Fast-fashion giant Forever 21 files for bankruptcy, plans US liquidation

Fast-fashion giant Forever 21 files for bankruptcy, plans US liquidation

Shoppers enter a Forever 21 fashion retail store at the King of Prussia mall in King of Prussia, Pennsylvania, U.S. September 30, 2019. REUTERS/Mark Makela/File Photo

Apparel retailer Forever 21 said Monday it commenced voluntary bankruptcy proceedings in the United States, beginning plans for an "orderly wind down" of US stores, while pursuing in parallel a possible sale.

The fast-fashion giant, in concert with its lenders, plans liquidation sales at US stores "while simultaneously conducting a court‑supervised sale and marketing process for some or all of its assets," according to a press release from F21 OpCo LLC, operator of the brand in the United States.

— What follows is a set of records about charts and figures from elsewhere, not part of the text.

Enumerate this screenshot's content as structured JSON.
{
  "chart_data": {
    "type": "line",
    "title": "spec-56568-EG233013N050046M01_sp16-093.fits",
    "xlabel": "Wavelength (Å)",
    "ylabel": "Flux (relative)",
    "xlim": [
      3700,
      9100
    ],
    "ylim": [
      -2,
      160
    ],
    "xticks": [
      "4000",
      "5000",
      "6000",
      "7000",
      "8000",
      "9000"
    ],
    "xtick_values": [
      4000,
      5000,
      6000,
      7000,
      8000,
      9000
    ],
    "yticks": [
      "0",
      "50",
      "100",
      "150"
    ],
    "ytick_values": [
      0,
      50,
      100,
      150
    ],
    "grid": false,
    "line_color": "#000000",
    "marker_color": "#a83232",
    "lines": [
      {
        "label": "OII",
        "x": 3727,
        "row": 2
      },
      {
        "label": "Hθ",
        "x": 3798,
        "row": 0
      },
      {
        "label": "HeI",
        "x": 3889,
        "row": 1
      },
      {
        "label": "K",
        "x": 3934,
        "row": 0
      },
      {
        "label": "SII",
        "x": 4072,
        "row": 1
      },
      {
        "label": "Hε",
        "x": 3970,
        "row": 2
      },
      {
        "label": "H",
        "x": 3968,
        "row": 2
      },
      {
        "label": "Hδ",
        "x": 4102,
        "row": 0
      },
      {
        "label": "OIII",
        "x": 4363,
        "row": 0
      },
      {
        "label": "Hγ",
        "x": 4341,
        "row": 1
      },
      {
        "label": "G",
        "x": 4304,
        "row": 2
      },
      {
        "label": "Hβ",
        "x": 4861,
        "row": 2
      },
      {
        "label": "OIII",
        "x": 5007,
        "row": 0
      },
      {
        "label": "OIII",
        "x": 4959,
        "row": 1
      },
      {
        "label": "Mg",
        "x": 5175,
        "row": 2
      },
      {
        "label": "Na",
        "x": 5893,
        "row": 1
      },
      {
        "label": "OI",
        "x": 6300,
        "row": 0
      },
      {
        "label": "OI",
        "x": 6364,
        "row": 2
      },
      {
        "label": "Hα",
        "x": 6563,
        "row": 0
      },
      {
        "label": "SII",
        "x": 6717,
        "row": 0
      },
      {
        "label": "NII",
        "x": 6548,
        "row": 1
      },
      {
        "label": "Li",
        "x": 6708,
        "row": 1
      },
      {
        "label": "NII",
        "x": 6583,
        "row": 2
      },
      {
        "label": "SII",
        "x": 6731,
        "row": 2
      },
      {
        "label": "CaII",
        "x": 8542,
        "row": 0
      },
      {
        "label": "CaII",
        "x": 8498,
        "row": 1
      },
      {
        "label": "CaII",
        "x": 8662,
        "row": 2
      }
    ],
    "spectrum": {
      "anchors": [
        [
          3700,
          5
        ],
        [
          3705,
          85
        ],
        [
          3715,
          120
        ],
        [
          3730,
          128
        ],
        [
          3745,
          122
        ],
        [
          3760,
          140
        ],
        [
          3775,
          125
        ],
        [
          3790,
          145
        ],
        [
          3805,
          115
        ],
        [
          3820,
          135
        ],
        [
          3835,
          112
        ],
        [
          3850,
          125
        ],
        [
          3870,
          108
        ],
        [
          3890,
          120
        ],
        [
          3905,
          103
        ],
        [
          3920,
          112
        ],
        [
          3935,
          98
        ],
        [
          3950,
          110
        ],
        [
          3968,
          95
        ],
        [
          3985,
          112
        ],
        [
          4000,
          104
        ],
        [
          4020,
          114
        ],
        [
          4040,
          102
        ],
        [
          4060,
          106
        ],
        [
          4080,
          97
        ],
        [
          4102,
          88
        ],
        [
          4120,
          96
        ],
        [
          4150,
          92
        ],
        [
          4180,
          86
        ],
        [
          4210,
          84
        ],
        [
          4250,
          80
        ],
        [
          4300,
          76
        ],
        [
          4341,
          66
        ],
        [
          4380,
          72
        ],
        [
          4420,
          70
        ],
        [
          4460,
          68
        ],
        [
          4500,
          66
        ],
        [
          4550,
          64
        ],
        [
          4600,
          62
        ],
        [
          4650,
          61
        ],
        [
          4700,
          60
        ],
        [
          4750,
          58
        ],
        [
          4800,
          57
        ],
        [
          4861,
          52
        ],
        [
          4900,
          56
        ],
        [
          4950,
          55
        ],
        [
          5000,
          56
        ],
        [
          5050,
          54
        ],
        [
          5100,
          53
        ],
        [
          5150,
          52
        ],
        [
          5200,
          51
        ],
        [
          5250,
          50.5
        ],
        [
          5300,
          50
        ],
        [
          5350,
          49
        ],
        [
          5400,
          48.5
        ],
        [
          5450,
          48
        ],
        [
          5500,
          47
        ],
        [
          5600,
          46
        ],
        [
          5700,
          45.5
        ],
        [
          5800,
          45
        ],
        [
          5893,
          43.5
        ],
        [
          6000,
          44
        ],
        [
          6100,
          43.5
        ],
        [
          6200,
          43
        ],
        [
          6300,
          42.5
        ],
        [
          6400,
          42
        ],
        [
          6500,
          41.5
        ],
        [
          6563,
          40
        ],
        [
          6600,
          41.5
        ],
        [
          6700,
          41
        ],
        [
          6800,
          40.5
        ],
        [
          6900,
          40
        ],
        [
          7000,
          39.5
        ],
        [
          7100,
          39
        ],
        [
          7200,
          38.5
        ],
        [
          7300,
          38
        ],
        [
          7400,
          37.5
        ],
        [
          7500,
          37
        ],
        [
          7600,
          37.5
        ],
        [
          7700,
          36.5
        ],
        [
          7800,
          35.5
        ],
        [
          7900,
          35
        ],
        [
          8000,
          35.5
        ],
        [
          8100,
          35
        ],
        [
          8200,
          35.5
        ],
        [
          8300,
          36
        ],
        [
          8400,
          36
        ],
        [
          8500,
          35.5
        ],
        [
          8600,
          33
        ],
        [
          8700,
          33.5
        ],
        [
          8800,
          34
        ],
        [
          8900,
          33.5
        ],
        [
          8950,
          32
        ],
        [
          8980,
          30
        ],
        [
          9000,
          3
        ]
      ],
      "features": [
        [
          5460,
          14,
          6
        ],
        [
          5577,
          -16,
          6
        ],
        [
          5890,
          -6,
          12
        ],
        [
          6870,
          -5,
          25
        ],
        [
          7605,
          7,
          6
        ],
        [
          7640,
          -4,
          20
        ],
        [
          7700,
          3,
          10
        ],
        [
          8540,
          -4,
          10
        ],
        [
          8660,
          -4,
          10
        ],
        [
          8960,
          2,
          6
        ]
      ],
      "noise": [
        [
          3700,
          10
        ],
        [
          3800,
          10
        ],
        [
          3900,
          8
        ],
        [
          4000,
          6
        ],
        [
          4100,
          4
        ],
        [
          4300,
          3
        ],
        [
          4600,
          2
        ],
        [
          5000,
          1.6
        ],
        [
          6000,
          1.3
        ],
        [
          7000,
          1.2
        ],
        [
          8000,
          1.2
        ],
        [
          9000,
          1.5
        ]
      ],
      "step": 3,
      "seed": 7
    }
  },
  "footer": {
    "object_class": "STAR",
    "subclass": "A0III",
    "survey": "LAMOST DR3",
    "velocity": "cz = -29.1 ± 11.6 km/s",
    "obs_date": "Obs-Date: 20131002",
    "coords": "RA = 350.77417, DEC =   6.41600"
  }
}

The move marks the second Chapter 11 bankruptcy reorganization in six years by Forever 21, following a 2019 filing that significantly shrank the chain's store fleet.

The chain currently has 540 stores, according to its website.

The company's American stores "will remain open and continue serving customers" throughout the process, while locations outside the United States, which are operated by other licensees, are not part of the bankruptcy plan, the company said.

Founded in Los Angeles in 1984 by South Korean husband-and-wife Do Won and Jin Sook Chang, Forever 21 became a ubiquitous presence in shopping malls across the United States, offering teen customers imitations of high-fashion brands at rock bottom prices.

But Neil Saunders, managing director of GlobalData, said the company had been buffeted in recent years with "dual headwinds" from a weak apparel market and stiff competition from cheap Chinese marketplaces.

"Forever 21 has not helped itself through these challenges: merchandising and the assortment have been lackluster, and the brand has lacked any clear point of view for a long time," Saunders said in a note.

"The net result is that more and more customers, especially those at the younger end of the market, have abandoned it."

Saunders pointed to the possibility that the brand could endure online through a licensing sale which would likely entail a price that "would need to reflect its now diminished status," he said.